Isabel Coixet… a examen

Muchos años han pasado desde que Isabel Coixet comenzó a darle al amor una forma reflexiva y distinguida, siempre imperfecta, que acabaría definiendo su cine de una forma más personal que su propio lenguaje. Sus primeras películas están llenas de dolor y fascinación entre desconocidos que practican eso del amor efímero —pero también definitivo— que encajaba entre el ‹underground› noventero que surgía entre ahora adorados directores norteamericanos y que, al contrario que ella, se quisieron quedar en el concepto de lo pasajero con su cine. Coixet adapta ahora Un amor a la gran pantalla, pero cualquier evolución tiene un inicio, y es como llegamos a la etapa de películas ya de por sí atractivas en sus títulos, algo que surge muy del alma publicista de la directora.

Antes de enamorarse de Sarah Polley y romperle el corazón con Mi vida sin mí y La vida secreta de las palabras ya equilibró el amor, la desdicha y la muerte en Cosas que nunca te dije, una de esas películas llenas de ideas dispares que funcionan por ese toque fresco y desinteresado de sus jóvenes actores. Es ver a Lili Taylor con una gran melena, camisas amplias y su forma de conectar con el mundo para entender que no siempre se dice, pero es fácil conectar con cualquier desconocido. No, no es esto lo que preocupa a Ann (así se llama el personaje), ni tampoco es el centro de atención en una historia coral, donde todos los implicados tienen un apartado propio y diferenciado antes de conectar, de algún modo, los unos con los otros.

Ann está enamorada y ve su corazón roto en una llamada de teléfono que enfrentamos solo con sus palabras. Un descuidado intento de suicidio nos ofrece la figura de Don, alguien más descreído, siempre dispuesto a ayudar desde el teléfono de la esperanza —¿qué fue de ese recurso narrativo?—. Mientras a Ann la conocemos frontalmente dentro de su tristeza que verbaliza a través de vídeo-diarios (y que nos recuerda que en un futuro serían grabaciones de voz las que inspirasen Mi vida sin mí), a Don lo descubrimos a través de muchas facetas. Coixet lo construye con sus reflexiones expresadas en voz en off, reproduciendo sus ensoñaciones sobre las relaciones amorosas de sus clientes en la inmobiliaria o a través de las conversaciones que tiene como voluntario en el teléfono de la esperanza, medio que por otra parte nos ofrece todo tipo de personas enfrentadas igualmente al desamor y la sensación de injusticia que provoca.
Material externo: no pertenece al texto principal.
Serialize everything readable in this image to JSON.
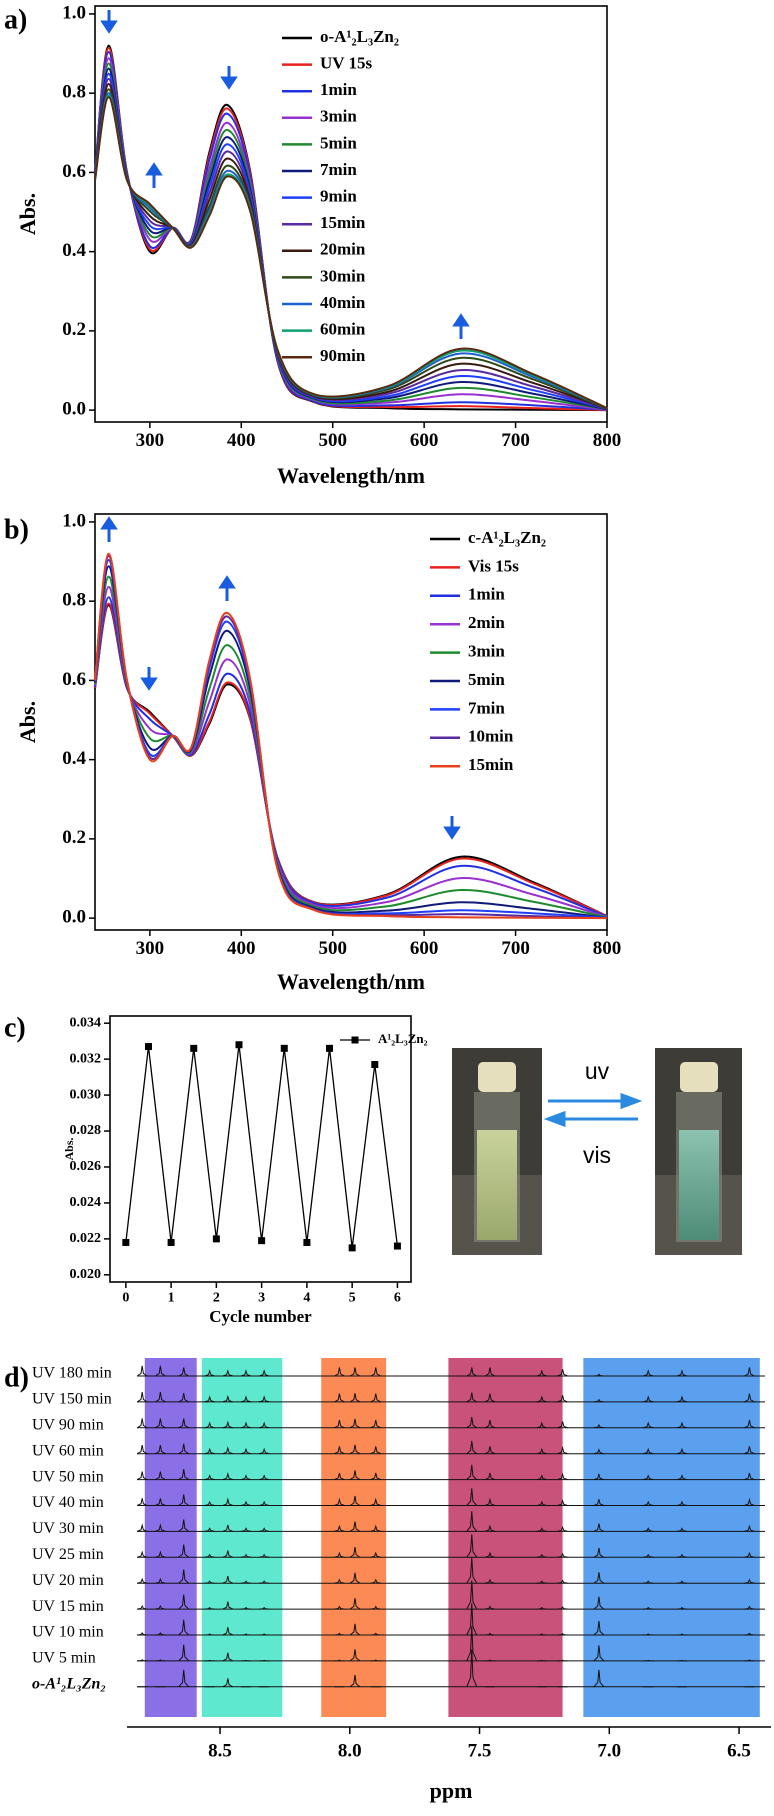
{
  "chart_data": [
    {
      "type": "line",
      "panel": "a)",
      "xlabel": "Wavelength/nm",
      "ylabel": "Abs.",
      "x": [
        240,
        255,
        275,
        300,
        325,
        345,
        365,
        385,
        410,
        440,
        480,
        560,
        640,
        720,
        800
      ],
      "xlim": [
        240,
        800
      ],
      "xticks": [
        300,
        400,
        500,
        600,
        700,
        800
      ],
      "ylim": [
        -0.03,
        1.02
      ],
      "yticks": [
        {
          "value": 0,
          "label": "0.0"
        },
        0.2,
        0.4,
        0.6,
        0.8,
        {
          "value": 1,
          "label": "1.0"
        }
      ],
      "series": [
        {
          "name": "o-A¹₂L₃Zn₂",
          "color": "#000000",
          "values": [
            0.6,
            0.92,
            0.6,
            0.4,
            0.46,
            0.43,
            0.65,
            0.77,
            0.6,
            0.12,
            0.02,
            0.005,
            0.002,
            0.001,
            0.0
          ]
        },
        {
          "name": "UV 15s",
          "color": "#e8211d",
          "values": [
            0.599,
            0.914,
            0.599,
            0.406,
            0.46,
            0.429,
            0.642,
            0.761,
            0.595,
            0.122,
            0.021,
            0.008,
            0.01,
            0.005,
            0.0
          ]
        },
        {
          "name": "1min",
          "color": "#2030e0",
          "values": [
            0.598,
            0.904,
            0.598,
            0.414,
            0.46,
            0.428,
            0.631,
            0.748,
            0.588,
            0.124,
            0.022,
            0.012,
            0.02,
            0.012,
            0.001
          ]
        },
        {
          "name": "3min",
          "color": "#9b30d0",
          "values": [
            0.595,
            0.888,
            0.595,
            0.43,
            0.46,
            0.425,
            0.61,
            0.725,
            0.575,
            0.128,
            0.025,
            0.019,
            0.04,
            0.023,
            0.001
          ]
        },
        {
          "name": "5min",
          "color": "#1e8a2e",
          "values": [
            0.593,
            0.875,
            0.593,
            0.442,
            0.46,
            0.423,
            0.594,
            0.707,
            0.565,
            0.131,
            0.027,
            0.024,
            0.056,
            0.032,
            0.002
          ]
        },
        {
          "name": "7min",
          "color": "#101a7a",
          "values": [
            0.591,
            0.862,
            0.591,
            0.454,
            0.46,
            0.421,
            0.578,
            0.689,
            0.555,
            0.134,
            0.029,
            0.03,
            0.071,
            0.041,
            0.002
          ]
        },
        {
          "name": "9min",
          "color": "#1f3fff",
          "values": [
            0.589,
            0.849,
            0.589,
            0.466,
            0.46,
            0.419,
            0.562,
            0.671,
            0.545,
            0.137,
            0.031,
            0.035,
            0.086,
            0.05,
            0.003
          ]
        },
        {
          "name": "15min",
          "color": "#5a2aa0",
          "values": [
            0.587,
            0.836,
            0.587,
            0.478,
            0.46,
            0.417,
            0.546,
            0.653,
            0.535,
            0.14,
            0.033,
            0.041,
            0.101,
            0.059,
            0.003
          ]
        },
        {
          "name": "20min",
          "color": "#3a1a10",
          "values": [
            0.585,
            0.823,
            0.585,
            0.49,
            0.46,
            0.415,
            0.53,
            0.635,
            0.525,
            0.143,
            0.035,
            0.046,
            0.117,
            0.068,
            0.004
          ]
        },
        {
          "name": "30min",
          "color": "#2c4a16",
          "values": [
            0.583,
            0.81,
            0.583,
            0.502,
            0.46,
            0.413,
            0.514,
            0.617,
            0.515,
            0.146,
            0.037,
            0.052,
            0.132,
            0.077,
            0.004
          ]
        },
        {
          "name": "40min",
          "color": "#1f5fd0",
          "values": [
            0.582,
            0.8,
            0.582,
            0.51,
            0.46,
            0.412,
            0.503,
            0.604,
            0.508,
            0.148,
            0.038,
            0.056,
            0.143,
            0.083,
            0.005
          ]
        },
        {
          "name": "60min",
          "color": "#10a070",
          "values": [
            0.581,
            0.794,
            0.581,
            0.516,
            0.46,
            0.411,
            0.495,
            0.595,
            0.503,
            0.149,
            0.039,
            0.058,
            0.15,
            0.087,
            0.005
          ]
        },
        {
          "name": "90min",
          "color": "#5a2a10",
          "values": [
            0.58,
            0.79,
            0.58,
            0.52,
            0.46,
            0.41,
            0.49,
            0.59,
            0.5,
            0.15,
            0.04,
            0.06,
            0.155,
            0.09,
            0.005
          ]
        }
      ]
    },
    {
      "type": "line",
      "panel": "b)",
      "xlabel": "Wavelength/nm",
      "ylabel": "Abs.",
      "x": [
        240,
        255,
        275,
        300,
        325,
        345,
        365,
        385,
        410,
        440,
        480,
        560,
        640,
        720,
        800
      ],
      "xlim": [
        240,
        800
      ],
      "xticks": [
        300,
        400,
        500,
        600,
        700,
        800
      ],
      "ylim": [
        -0.03,
        1.02
      ],
      "yticks": [
        {
          "value": 0,
          "label": "0.0"
        },
        0.2,
        0.4,
        0.6,
        0.8,
        {
          "value": 1,
          "label": "1.0"
        }
      ],
      "series": [
        {
          "name": "c-A¹₂L₃Zn₂",
          "color": "#000000",
          "values": [
            0.58,
            0.79,
            0.58,
            0.52,
            0.46,
            0.41,
            0.49,
            0.59,
            0.5,
            0.15,
            0.04,
            0.06,
            0.155,
            0.09,
            0.005
          ]
        },
        {
          "name": "Vis 15s",
          "color": "#e8211d",
          "values": [
            0.581,
            0.794,
            0.581,
            0.516,
            0.46,
            0.411,
            0.495,
            0.595,
            0.503,
            0.149,
            0.039,
            0.058,
            0.15,
            0.087,
            0.005
          ]
        },
        {
          "name": "1min",
          "color": "#2030e0",
          "values": [
            0.583,
            0.81,
            0.583,
            0.502,
            0.46,
            0.413,
            0.514,
            0.617,
            0.515,
            0.146,
            0.037,
            0.052,
            0.132,
            0.077,
            0.004
          ]
        },
        {
          "name": "2min",
          "color": "#9b30d0",
          "values": [
            0.587,
            0.836,
            0.587,
            0.478,
            0.46,
            0.417,
            0.546,
            0.653,
            0.535,
            0.14,
            0.033,
            0.041,
            0.101,
            0.059,
            0.003
          ]
        },
        {
          "name": "3min",
          "color": "#1e8a2e",
          "values": [
            0.591,
            0.862,
            0.591,
            0.454,
            0.46,
            0.421,
            0.578,
            0.689,
            0.555,
            0.134,
            0.029,
            0.03,
            0.071,
            0.041,
            0.002
          ]
        },
        {
          "name": "5min",
          "color": "#101a7a",
          "values": [
            0.595,
            0.888,
            0.595,
            0.43,
            0.46,
            0.425,
            0.61,
            0.725,
            0.575,
            0.128,
            0.025,
            0.019,
            0.04,
            0.023,
            0.001
          ]
        },
        {
          "name": "7min",
          "color": "#1f3fff",
          "values": [
            0.598,
            0.904,
            0.598,
            0.414,
            0.46,
            0.428,
            0.631,
            0.748,
            0.588,
            0.124,
            0.022,
            0.012,
            0.02,
            0.012,
            0.001
          ]
        },
        {
          "name": "10min",
          "color": "#5a2aa0",
          "values": [
            0.599,
            0.914,
            0.599,
            0.406,
            0.46,
            0.429,
            0.642,
            0.761,
            0.595,
            0.122,
            0.021,
            0.008,
            0.01,
            0.005,
            0.0
          ]
        },
        {
          "name": "15min",
          "color": "#e8401d",
          "values": [
            0.6,
            0.92,
            0.6,
            0.4,
            0.46,
            0.43,
            0.65,
            0.77,
            0.6,
            0.12,
            0.02,
            0.005,
            0.002,
            0.001,
            0.0
          ]
        }
      ]
    },
    {
      "type": "line",
      "panel": "c)",
      "xlabel": "Cycle number",
      "ylabel": "Abs.",
      "marker": "square",
      "x": [
        0,
        0.5,
        1,
        1.5,
        2,
        2.5,
        3,
        3.5,
        4,
        4.5,
        5,
        5.5,
        6
      ],
      "xlim": [
        -0.35,
        6.3
      ],
      "xticks": [
        0,
        1,
        2,
        3,
        4,
        5,
        6
      ],
      "ylim": [
        0.0196,
        0.0344
      ],
      "yticks": [
        {
          "value": 0.02,
          "label": "0.020"
        },
        0.022,
        0.024,
        0.026,
        0.028,
        {
          "value": 0.03,
          "label": "0.030"
        },
        0.032,
        0.034
      ],
      "series": [
        {
          "name": "A¹₂L₃Zn₂",
          "color": "#000000",
          "values": [
            0.0218,
            0.0327,
            0.0218,
            0.0326,
            0.022,
            0.0328,
            0.0219,
            0.0326,
            0.0218,
            0.0326,
            0.0215,
            0.0317,
            0.0216
          ]
        }
      ]
    },
    {
      "type": "spectrum",
      "panel": "d)",
      "xlabel": "ppm",
      "xlim": [
        8.82,
        6.4
      ],
      "xticks": [
        8.5,
        {
          "value": 8,
          "label": "8.0"
        },
        7.5,
        {
          "value": 7,
          "label": "7.0"
        },
        6.5
      ],
      "bands": [
        {
          "range": [
            8.79,
            8.59
          ],
          "color": "#8b6fe6"
        },
        {
          "range": [
            8.57,
            8.26
          ],
          "color": "#5fe8d0"
        },
        {
          "range": [
            8.11,
            7.86
          ],
          "color": "#fb8a55"
        },
        {
          "range": [
            7.62,
            7.18
          ],
          "color": "#c9527a"
        },
        {
          "range": [
            7.1,
            6.42
          ],
          "color": "#5aa0ee"
        }
      ],
      "x": [
        8.8,
        8.73,
        8.64,
        8.54,
        8.47,
        8.4,
        8.33,
        8.04,
        7.98,
        7.9,
        7.53,
        7.46,
        7.26,
        7.18,
        7.04,
        6.85,
        6.72,
        6.46
      ],
      "series": [
        {
          "name": "UV 180 min",
          "values": [
            0.6,
            0.6,
            0.5,
            0.3,
            0.3,
            0.3,
            0.3,
            0.5,
            0.5,
            0.5,
            0.5,
            0.5,
            0.3,
            0.4,
            0.1,
            0.3,
            0.3,
            0.5
          ]
        },
        {
          "name": "UV 150 min",
          "values": [
            0.58,
            0.58,
            0.52,
            0.29,
            0.31,
            0.29,
            0.29,
            0.49,
            0.51,
            0.49,
            0.55,
            0.49,
            0.29,
            0.39,
            0.13,
            0.29,
            0.29,
            0.49
          ]
        },
        {
          "name": "UV 90 min",
          "values": [
            0.55,
            0.55,
            0.54,
            0.28,
            0.32,
            0.28,
            0.28,
            0.46,
            0.52,
            0.46,
            0.64,
            0.46,
            0.28,
            0.37,
            0.17,
            0.28,
            0.28,
            0.46
          ]
        },
        {
          "name": "UV 60 min",
          "values": [
            0.51,
            0.51,
            0.58,
            0.26,
            0.33,
            0.26,
            0.26,
            0.43,
            0.53,
            0.43,
            0.76,
            0.43,
            0.26,
            0.34,
            0.24,
            0.26,
            0.26,
            0.43
          ]
        },
        {
          "name": "UV 50 min",
          "values": [
            0.47,
            0.47,
            0.61,
            0.23,
            0.34,
            0.23,
            0.23,
            0.39,
            0.54,
            0.39,
            0.87,
            0.39,
            0.23,
            0.31,
            0.3,
            0.23,
            0.23,
            0.39
          ]
        },
        {
          "name": "UV 40 min",
          "values": [
            0.42,
            0.42,
            0.65,
            0.21,
            0.36,
            0.21,
            0.21,
            0.35,
            0.56,
            0.35,
            1.01,
            0.35,
            0.21,
            0.28,
            0.37,
            0.21,
            0.21,
            0.35
          ]
        },
        {
          "name": "UV 30 min",
          "values": [
            0.36,
            0.36,
            0.7,
            0.18,
            0.38,
            0.18,
            0.18,
            0.3,
            0.58,
            0.3,
            1.18,
            0.3,
            0.18,
            0.24,
            0.46,
            0.18,
            0.18,
            0.3
          ]
        },
        {
          "name": "UV 25 min",
          "values": [
            0.3,
            0.3,
            0.75,
            0.15,
            0.4,
            0.15,
            0.15,
            0.25,
            0.6,
            0.25,
            1.35,
            0.25,
            0.15,
            0.2,
            0.55,
            0.15,
            0.15,
            0.25
          ]
        },
        {
          "name": "UV 20 min",
          "values": [
            0.24,
            0.24,
            0.8,
            0.12,
            0.42,
            0.12,
            0.12,
            0.2,
            0.62,
            0.2,
            1.52,
            0.2,
            0.12,
            0.16,
            0.64,
            0.12,
            0.12,
            0.2
          ]
        },
        {
          "name": "UV 15 min",
          "values": [
            0.18,
            0.18,
            0.85,
            0.09,
            0.44,
            0.09,
            0.09,
            0.15,
            0.64,
            0.15,
            1.69,
            0.15,
            0.09,
            0.12,
            0.73,
            0.09,
            0.09,
            0.15
          ]
        },
        {
          "name": "UV 10 min",
          "values": [
            0.12,
            0.12,
            0.9,
            0.06,
            0.46,
            0.06,
            0.06,
            0.1,
            0.66,
            0.1,
            1.86,
            0.1,
            0.06,
            0.08,
            0.82,
            0.06,
            0.06,
            0.1
          ]
        },
        {
          "name": "UV 5 min",
          "values": [
            0.06,
            0.06,
            0.95,
            0.03,
            0.48,
            0.03,
            0.03,
            0.05,
            0.68,
            0.05,
            2.03,
            0.05,
            0.03,
            0.04,
            0.91,
            0.03,
            0.03,
            0.05
          ]
        },
        {
          "name": "o-A¹₂L₃Zn₂",
          "values": [
            0,
            0,
            1.0,
            0,
            0.5,
            0,
            0,
            0,
            0.7,
            0,
            2.2,
            0,
            0,
            0,
            1.0,
            0,
            0,
            0
          ]
        }
      ]
    }
  ],
  "photo_labels": [
    "uv",
    "vis"
  ]
}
El cordón rojo que une a personajes en esta ocasión tiene forma de línea telefónica.

Mientras él parte de un «¿puedes ayudar a otros sin ayudarte a ti mismo?», ella comienza su nuevo estado con un «¿qué hago ahora?». Inicios complejos, condenados a encontrarse de un modo casi mágico, pero con resultados totalmente opuestos.

La directora aprovecha ese terreno externo: se encuentra en Estados Unidos con un reparto local, una producción española que se va a experimentar estilos en un país que ya los conoce de sobra y cuenta con un puñado de buenos actores, algunos célebres en la actualidad, para dar forma a un montón de nihilistas enamorados. Canta, cómo no, Tom Jones en distintas ocasiones eso de «it’s not inusual to be loved by anyone» y a su alrededor se suceden conversaciones inanes, oportunistas y a la vez imprescindibles, muy unidas al ‹mumblecore›, a la estupidez de juventud, a los delirios de grandeza de aquellos seres perdidos de este mundo, que son todos, y Coixet encuentra un camino para evolucionar sus textos y sus películas, siempre pensando en lo íntimo a lo grande.

Puede que la reflexión que se destile de esta imaginería concreta de Coixet sea que no es el abrazo que pides, es el que te dan desinteresadamente el que de verdad cuenta. Pero también es el nacimiento de una mente inquieta que dispone de muchos lenguajes para expresarse y los quiere abrazar todos, aunque sea solo por unos minutos, resultando una tragicomedia en múltiples actos de encuentros fortuitos con el poder de cambiar el horizonte,  de arrojar cierta luz a la oscuridad. Muy Coixet todo esto, muy primeros pasos para abonar un terreno que pisaría en muchas ocasiones.